The Department of Energy and Climate Change (DECC) recently published a consultation paper, Consultation on changes to financial support for solar PV, setting out its intention to remove the current  support mechanism for large-scale ground mounted solar energy projects.

The Renewables Obligation (RO) will close to new projects – and extensions – above 5 MW from 1st April 2015.

Neil Budd, a lawyer in the Energy team at commercial law firm, SGH Martineau, commented: “Whilst the industry was braced for bad news, the proposal to remove ROCs entirely from projects above 5 MW has come as a shock. On a positive front, projects of 5 MW and below will remain eligible for ROCs and FiTs. It should be remembered that when the solar industry really got going in 2010, all projects were below 5 MW and it was only the dramatic cost reductions that made ROC projects financially viable. So whilst the large projects may not now proceed, developers can, at least for the moment, still develop ground-mounted projects of a moderate size. For large-scale ground-mounted projects, DECC has highlighted that projects can apply for contracts for differences (CfD) under the new regime being introduced this year. This is true, but the allocation mechanism for CfDs has not been finalised and the budget for CfDs is not scheduled to be announced until July so it is difficult for project developers who were anticipating commissioning projects at 1.3 ROCs to develop projects with no idea of the likely revenue stream. The provisions on grace periods will also be of concern. The criteria are so restrictive that the only projects likely to be eligible for the grace period are those which don’t need it.”

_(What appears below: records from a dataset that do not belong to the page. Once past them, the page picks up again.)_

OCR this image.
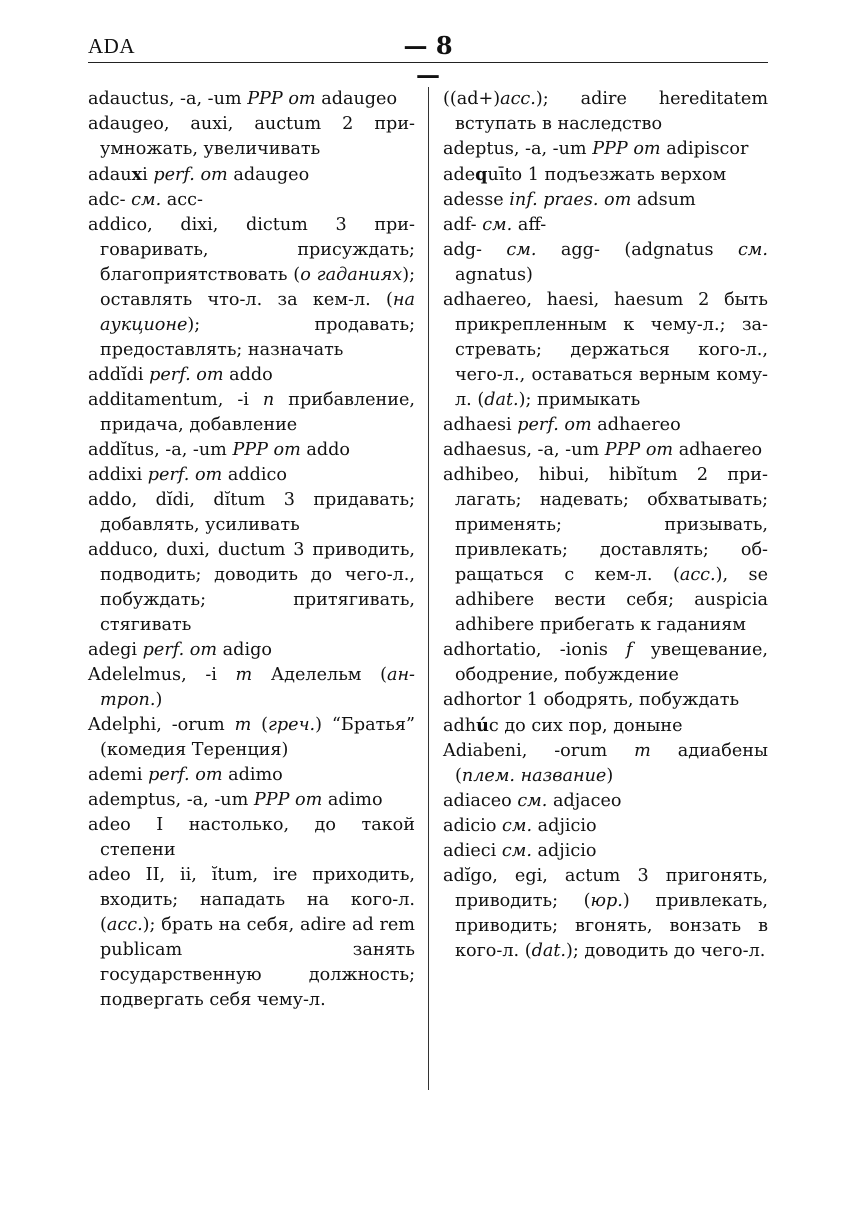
ADA	— 8 —

adauctus, -a, -um PPP от adaugeo

adaugeo, auxi, auctum 2 приумножать, увеличивать

adauxi perf. от adaugeo

adc- см. acc-

addico, dixi, dictum 3 приговаривать, присуждать; благоприятствовать (о гаданиях); оставлять что-л. за кем-л. (на аукционе); продавать; предоставлять; назначать

addĭdi perf. от addo

additamentum, -i n прибавление, придача, добавление

addĭtus, -a, -um PPP от addo

addixi perf. от addico

addo, dĭdi, dĭtum 3 придавать; добавлять, усиливать

adduco, duxi, ductum 3 приводить, подводить; доводить до чего-л., побуждать; притягивать, стягивать

adegi perf. от adigo

Adelelmus, -i m Аделельм (антроп.)

Adelphi, -orum m (греч.) “Братья” (комедия Теренция)

ademi perf. от adimo

ademptus, -a, -um PPP от adimo

adeo I настолько, до такой степени

adeo II, ii, ĭtum, ire приходить, входить; нападать на кого-л. (acc.); брать на себя, adire ad rem publicam занять государственную должность; подвергать себя чему-л.

((ad+)acc.); adire hereditatem вступать в наследство

adeptus, -a, -um PPP от adipiscor

adequīto 1 подъезжать верхом

adesse inf. praes. от adsum

adf- см. aff-

adg- см. agg- (adgnatus см. agnatus)

adhaereo, haesi, haesum 2 быть прикрепленным к чему-л.; застревать; держаться кого-л., чего-л., оставаться верным кому-л. (dat.); примыкать

adhaesi perf. от adhaereo

adhaesus, -a, -um PPP от adhaereo

adhibeo, hibui, hibĭtum 2 прилагать; надевать; обхватывать; применять; призывать, привлекать; доставлять; обращаться с кем-л. (acc.), se adhibere вести себя; auspicia adhibere прибегать к гаданиям

adhortatio, -ionis f увещевание, ободрение, побуждение

adhortor 1 ободрять, побуждать

adhúc до сих пор, доныне

Adiabeni, -orum m адиабены (плем. название)

adiaceo см. adjaceo

adicio см. adjicio

adieci см. adjicio

adĭgo, egi, actum 3 пригонять, приводить; (юр.) привлекать, приводить; вгонять, вонзать в кого-л. (dat.); доводить до чего-л.
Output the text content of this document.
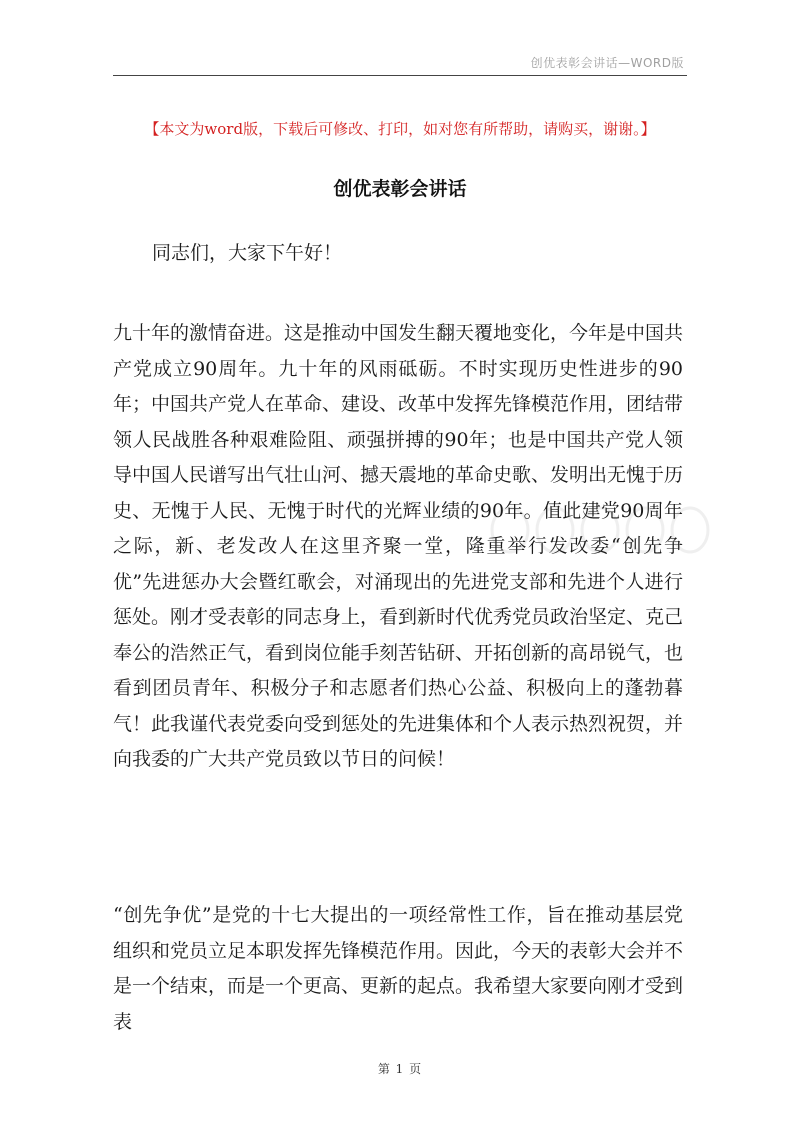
创优表彰会讲话—WORD版
【本文为word版，下载后可修改、打印，如对您有所帮助，请购买，谢谢。】
创优表彰会讲话
同志们，大家下午好！
九十年的激情奋进。这是推动中国发生翻天覆地变化，今年是中国共产党成立90周年。九十年的风雨砥砺。不时实现历史性进步的90年；中国共产党人在革命、建设、改革中发挥先锋模范作用，团结带领人民战胜各种艰难险阻、顽强拼搏的90年；也是中国共产党人领导中国人民谱写出气壮山河、撼天震地的革命史歌、发明出无愧于历史、无愧于人民、无愧于时代的光辉业绩的90年。值此建党90周年之际，新、老发改人在这里齐聚一堂，隆重举行发改委“创先争优”先进惩办大会暨红歌会，对涌现出的先进党支部和先进个人进行惩处。刚才受表彰的同志身上，看到新时代优秀党员政治坚定、克己奉公的浩然正气，看到岗位能手刻苦钻研、开拓创新的高昂锐气，也看到团员青年、积极分子和志愿者们热心公益、积极向上的蓬勃暮气！此我谨代表党委向受到惩处的先进集体和个人表示热烈祝贺，并向我委的广大共产党员致以节日的问候！
“创先争优”是党的十七大提出的一项经常性工作，旨在推动基层党组织和党员立足本职发挥先锋模范作用。因此，今天的表彰大会并不是一个结束，而是一个更高、更新的起点。我希望大家要向刚才受到表
第 1 页
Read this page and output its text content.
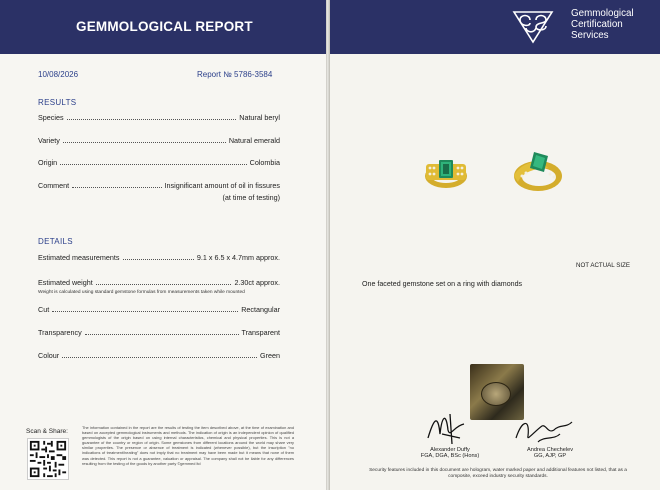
GEMMOLOGICAL REPORT
10/08/2026	Report № 5786-3584
RESULTS
Species	Natural beryl
Variety	Natural emerald
Origin	Colombia
Comment	Insignificant amount of oil in fissures
(at time of testing)
DETAILS
Estimated measurements	9.1 x 6.5 x 4.7mm approx.
Estimated weight	2.30ct approx.
Weight is calculated using standard gemstone formulas from measurements taken while mounted
Cut	Rectangular
Transparency	Transparent
Colour	Green
Scan & Share:
The information contained in the report are the results of testing the item described above, at the time of examination and based on accepted gemmological instruments and methods. The indication of origin is an independent opinion of qualified gemmologists of the origin based on using internal characteristics, chemical and physical properties. This is not a guarantee of the country or region of origin. Some gemstones from different locations around the world may share very similar properties. The presence or absence of treatment is indicated (whenever possible), but the inscription "no indications of treatment/heating" does not imply that no treatment may have been made but it means that none of them was detected. This report is not a guarantee, valuation or appraisal. The company shall not be liable for any differences resulting from the testing of the goods by another party ©gemmed ltd
Gemmological
Certification
Services
NOT ACTUAL SIZE
One faceted gemstone set on a ring with diamonds
Alexander Duffy
FGA, DGA, BSc (Hons)
Andrea Chechelev
GG, AJP, GP
Security features included in this document are hologram, water marked paper and additional features not listed, that as a composite, exceed industry security standards.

DECC is keen to encourage building-mounted solar projects and therefore is tweaking the degression mechanism for FiTs. This mechanism currently operates as follows; there are three-monthly tariff reviews and the amount of degression depends on deployment.

Degression operates in bands, one of which is a ‘large commercial band’ for installations greater than 50 kW and stand-alone installations. The Government’s proposal is to split the ‘large commercial band’ into two separate bands; one for non stand-alone installations above 50 kW (in practice, building-mounted installations) and the other for stand-alone installations (predominantly ground-mounted installations).

DECC proposes that the deployment triggers for the current large commercial band is split, with 75% of the capacity going to the non stand-alone band and the remaining 25% going to the stand-alone band.

In practice this means that the degression mechanism for ground-mounted FiT projects will be triggered much more quickly than at present whilst, conversely, the degression mechanism for building-mounted projects will be triggered much more slowly.